Declaration of Paraná and Federal Signal
During the Meeting, in contrast to the national government’s negligence, the provinces signed the Declaration of Paraná and unified their voice towards COP30. The document reinforces an agenda of climate federalism, access to financing with criteria of justice and transparency, strengthening of technical capacities, and energy transition with job creation and social protection. The signing consolidated an operational consensus that connects provinces, municipalities, and civil society with cooperation partners and development banks.
Transparency and Public Climate Culture
Nasha Cuello Cuvelier articulated three interrelated tools. The Observatory, as a public dashboard of official objectives with progress status and verifiable evidence. Un Buen Día, as a cultural project that shifts the conversation from fear towards desirable futures written by women leaders in the region.

The Report on Provincial Commitments, as a situational map of the 24 jurisdictions that organizes indicators of response plans and their contribution to the NDC. The triad combines transparency, culture, and data to sustain state policies beyond contingencies.

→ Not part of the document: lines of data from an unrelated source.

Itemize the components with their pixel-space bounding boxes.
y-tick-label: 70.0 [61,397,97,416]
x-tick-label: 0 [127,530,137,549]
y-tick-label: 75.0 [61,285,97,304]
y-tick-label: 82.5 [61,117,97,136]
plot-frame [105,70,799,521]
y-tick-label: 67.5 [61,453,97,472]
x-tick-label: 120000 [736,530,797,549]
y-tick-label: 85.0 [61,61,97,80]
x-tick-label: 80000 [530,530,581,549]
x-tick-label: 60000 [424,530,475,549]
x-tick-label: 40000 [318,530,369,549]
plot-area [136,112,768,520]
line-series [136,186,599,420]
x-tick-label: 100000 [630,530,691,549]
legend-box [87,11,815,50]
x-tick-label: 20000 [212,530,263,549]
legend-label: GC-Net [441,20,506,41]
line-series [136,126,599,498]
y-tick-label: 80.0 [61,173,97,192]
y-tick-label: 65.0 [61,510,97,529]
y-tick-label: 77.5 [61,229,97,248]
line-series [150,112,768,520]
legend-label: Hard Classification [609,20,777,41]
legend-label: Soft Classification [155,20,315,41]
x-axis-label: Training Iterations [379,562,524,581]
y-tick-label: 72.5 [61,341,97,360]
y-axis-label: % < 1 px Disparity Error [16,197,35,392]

What the Meeting Left Behind
The exchange with international cooperation and development banks reinforced the need to strengthen provincial technical teams to formulate eligible projects and accelerate disbursements. There was consensus on prioritizing instruments that bring financing to the territory, standardizing monitoring methodologies with open data, and maintaining an active presence at the COP with a federal and measurable agenda.
The province of Entre Ríos also formalized its adhesion to an international subnational coalition that enhances cooperation and visibility.
Next Steps for SSF Towards COP30
Sustainability Without Borders will be part of the Local Leaders Forum at COP30 in Rio de Janeiro from November 3 to 5, 2025, co-organized by the COP30 Presidency and Bloomberg Philanthropies, to strengthen articulation with governors and mayors and align financeable projects for just transition and adaptation.
Additionally, it will participate in the COP30 to be held in Belém do Pará, Brazil, presenting at events and coordinating meetings between international organizations and subnational governments.